Again, you're missing a set of square brackets. While the above might work, it might be a bug. Use the supported syntax to avoid having things accidentally break.

I would like to achieve it like this, but it is not working:
add_field => { "Name" => "%{processes[columns][1]}" }

You're missing square brackets here too, but the main problem is that there is no [processes][columns] field. The columns field you have is at the top level which is why [columns][1] works.

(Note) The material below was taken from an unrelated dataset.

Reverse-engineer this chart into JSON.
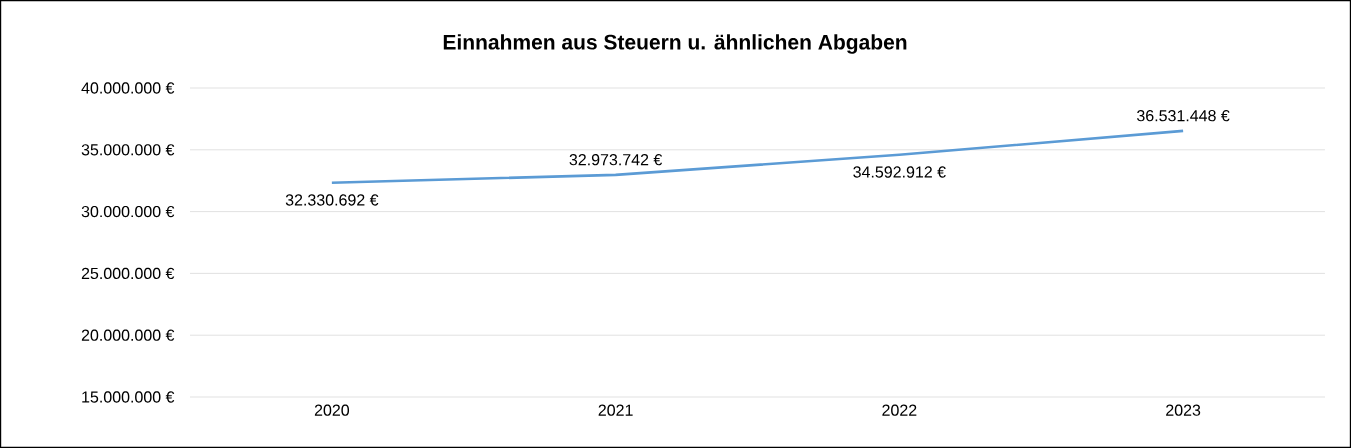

You need a ruby filter if you want to process all values in the rows field no matter how many they are. Something similar to this should work (but is untested):

ruby {
  code => "
    event['result'] = []
    event['rows'].each { |r|
      event['columns'].zip(r)].each { |values|
        event['result'] << Hash[values]
      }
    }
  "
}

After this the result field should be a list of {"Offset(V)": ..., "Name": ..., ...} objects. Use the split filter to turn them into separate objects.

I've tried it but result of the Hash function is empty. This is what I can see in output:

"result" => [ [ 0] {}, [ 1] {}, [ 2] {}, [ 3] {}, [ 4] {}, [ 5] {}, [ 6] {}, [ 7] {}, [ 8] {}, [ 9] {}, [10] {}, [11] {}, [12] {}, [13] {}, [14] {}, [15] {}, [16] {}, [17] {}, [18] {}, [19] {} ]

The hash value seem to be OK. When I've added event['result_without_hash']<<[values] this was the result:
"result_without_hash=> [ [ 0] [ [0] [ [0] "Offset(V)", [1] 33333738026449876432 ] ], [ 1] [ [0] [ [0] "Name", [1] "System" ] ], ...

Do you know why the result of Hash[values] is empty?

I've tried to achieve something similar with this ruby script and it was working:
event['processes'] = event['rows'].collect.collect { |process| { event['columns'][0]=>process[0], event['columns'][1]=>process[1], event['columns'][2]=>process[2], event['columns'][3]=>process[3] } }

You can see the resulting "processes" object in my previous post. The problem is that I had to use indexes 0, 1, 2 etc. to access the field elements. The better option would be to use for loop and use loop variable as index like this, but it is not working:
event['processes'] = event['rows'].collect.collect { |process| { for i in 0..9 event['columns'][i]=>process[i] end } }
Is there any possibility how to iterate through the arrays using index?